For years, nonfinancial companies have put off spending and hoarded cash. Now, for the first time since the financial crisis, they are stepping up their capital expenditures even as they fill their coffers.
The turn of events is good news to one analyst who tracks cash-flow data. “It’s the first truly healthy sign since before the recession,” says Charles Mulford, a professor of accounting at Georgia Tech and director of the university’s Financial Analysis Lab.
Mulford’s latest report, an analysis of nearly 3,000 companies in various industries, shows that free cash margin (free cash flow as a percentage of revenue) increased during the fourth quarter of 2011 after six straight quarters of decline. Free cash margin for companies with a market capitalization greater than $50 million rose to 4.54% for the 12 months ended December 2011, up 0.13% from 4.41% in September 2011, according to data supplied by Cash Flow Analytics, a firm where Mulford serves as director of research.
Free cash margin increased in 3 industries, decreased in 10 industries, and was stable in 31 during the December 2011 reporting period, according to the report.
In the midst of the recession, companies cut capex, giving a lift to cash flow. But those cuts stemmed largely from conscious efforts to lower head count and reduce expenses. In the 12 months ended December 2011, however, capital expenditures rose to 3.41%, up from 3.29% recorded in September. Such a convergence of forces has been rare in the past. “This is the first reporting period since before the recession that we’ve seen increased spending on capital expenditures and increases in inventory [while] no longer seeing a decline in free cash flow margin,” Mulford says.
Defense Cash Flows Rise
Defense firms in particular improved their free cash margin performance over the year. Free cash margin for the defense industry rose to 10.14% for the 12 months ended December 2011, up from 5.53% in September 2011 and 4.20% over the 12 months ended Q4 2010. The increase in defense cash flows comes despite an overall reduction in government spending, as the Department of Defense reduced its discretionary base budget by $2.6 billion from 2010 to 2011. “The defense contractors are doing a remarkable job generating cash in the face of a difficult operating environment,” Mulford says.

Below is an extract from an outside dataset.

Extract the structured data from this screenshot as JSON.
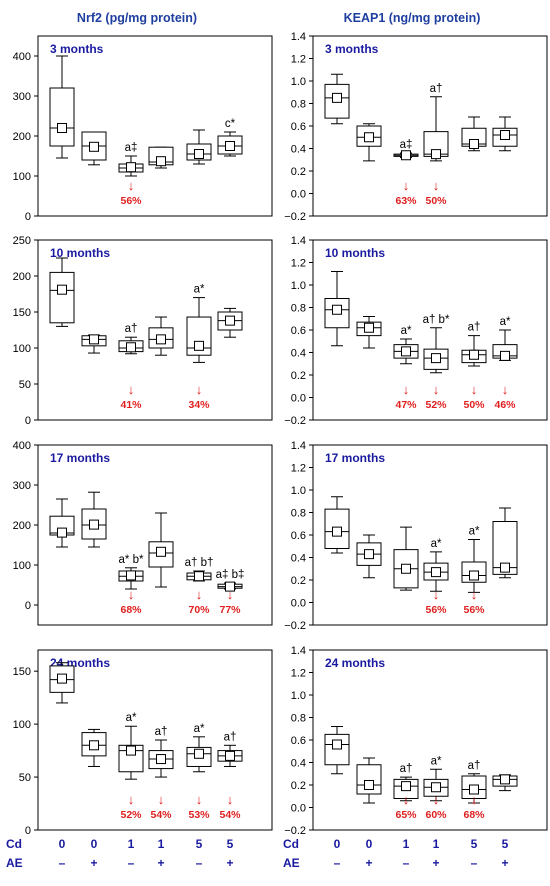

The construction-materials sector and the coal industry, in contrast, had some of the worst free cash margins last year. Free cash margin in December for the construction-materials sector fell by 1.62% from September 2011. The coal industry fared worse, experiencing a 4.99% decline.
Despite the overall bounce in free cash flow, the economy may not be out of the woods just yet, cautions Mulford. “We might see another downturn, but this is the healthiest I’ve seen it,” he says. “Anytime you have an economy that’s growing at 2.2%, you’re always on the precipice of falling backward. These are positive results for which the CFOs that run these companies should be applauded . . . but you can’t let up.”